The native literature of the American South covers a period of almost four hundred years, from Francisco Pareja's 1612 Cathecismo in Timucua and Spanish to descriptions of Vietnam war experiences. It covers the Muskogean languages Choctaw, Chickasaw, Alabama, Koasati, Apalachee, Hitchiti, Mikasuki, and Creek, the southeastern representatives of the Siouan-Catawba, Iroquoian, and Caddoan families, and the language isolates Atakapa, Chitimacha, Natchez, Timucua, Tunica, and Yuchi. Very little of this literature is accessible to non-specialists, however: much of the oral literature has not been transcribed, and what is transcribed is often not published.
This paper describes our attempts to edit and translate materials in the Creek (Muskogee) language of eastern Oklahoma (formerly of Alabama and Georgia). Our work so far has involved three major collections: a) the traditional folktales of Earnest Gouge; b) the texts of Mary R. Haas; and, c) social documents of the Creek Nation. We will describe the first two here.
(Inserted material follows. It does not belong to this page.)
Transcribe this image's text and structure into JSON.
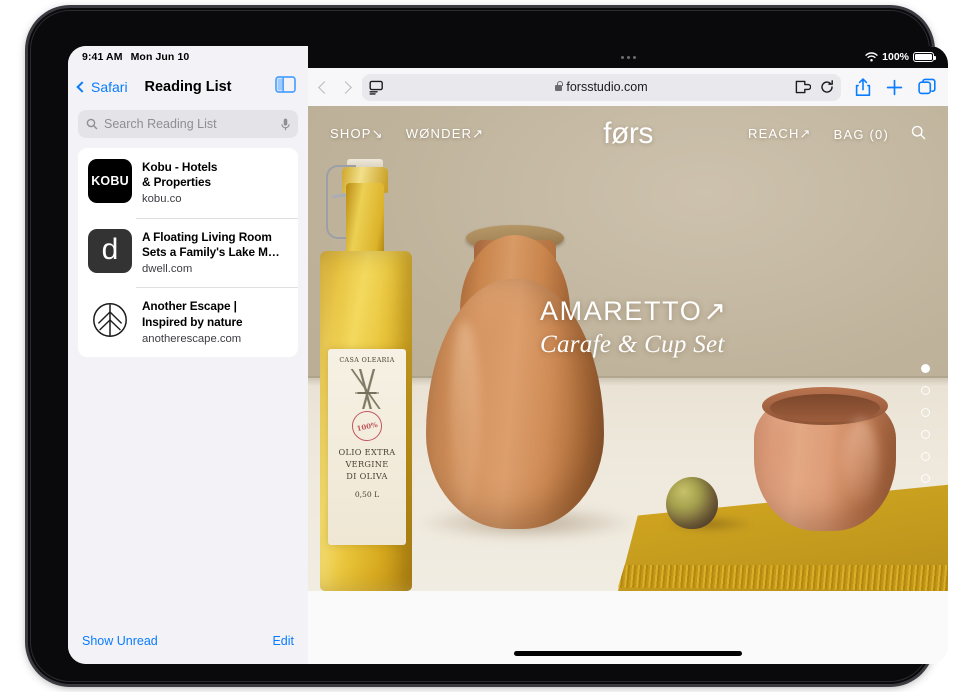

The Gouge stories were written in Creek for John Swanton in 1915. The manuscript contains 29 stories involving trickster rabbit, giant lizards, transformations of men into snakes, foxes, and deer, and competitions between animals. In editing and translating the manuscript, we hoped to reach several audiences: Gouge's grandchildren and the 67,000 members of the Creek and Seminole nations of Oklahoma; and, academics who might wish to understand the structure of Creek. Since the needs of these groups differ, we decided to publish in three forms: a) in book form with side-by-side Creek and English translations; b) through a website at http://www.wm.edu/linguistics/creek/gouge/ (for phonemic transcriptions and other technical materials); and, c) on DVD (for sound recordings).
The second project we will discuss is our current project editing and translating the Creek texts of Mary R. Haas, collected between 1936 and about 1941. In all, there are 22 volumes of texts and grammatical notes. Many of the materials appear to have been written first in Creek by native speakers and then reelicited through dictation and written phonemically. The texts cover some of the same types of stories found in the Gouge manuscript, but also describe specific ballgames, speeches, clans, traditional customs, autobiography, and politics. For this project, we have decided to publish interlinear versions of the texts for an academic audience, in keeping with Haas's other published texts.
In order to show the steps involved, we will show images of documents and examples of our finished work. Margaret Mauldin (Muskogee Creek) will read from selected works and discuss the importance of the materials for Creeks.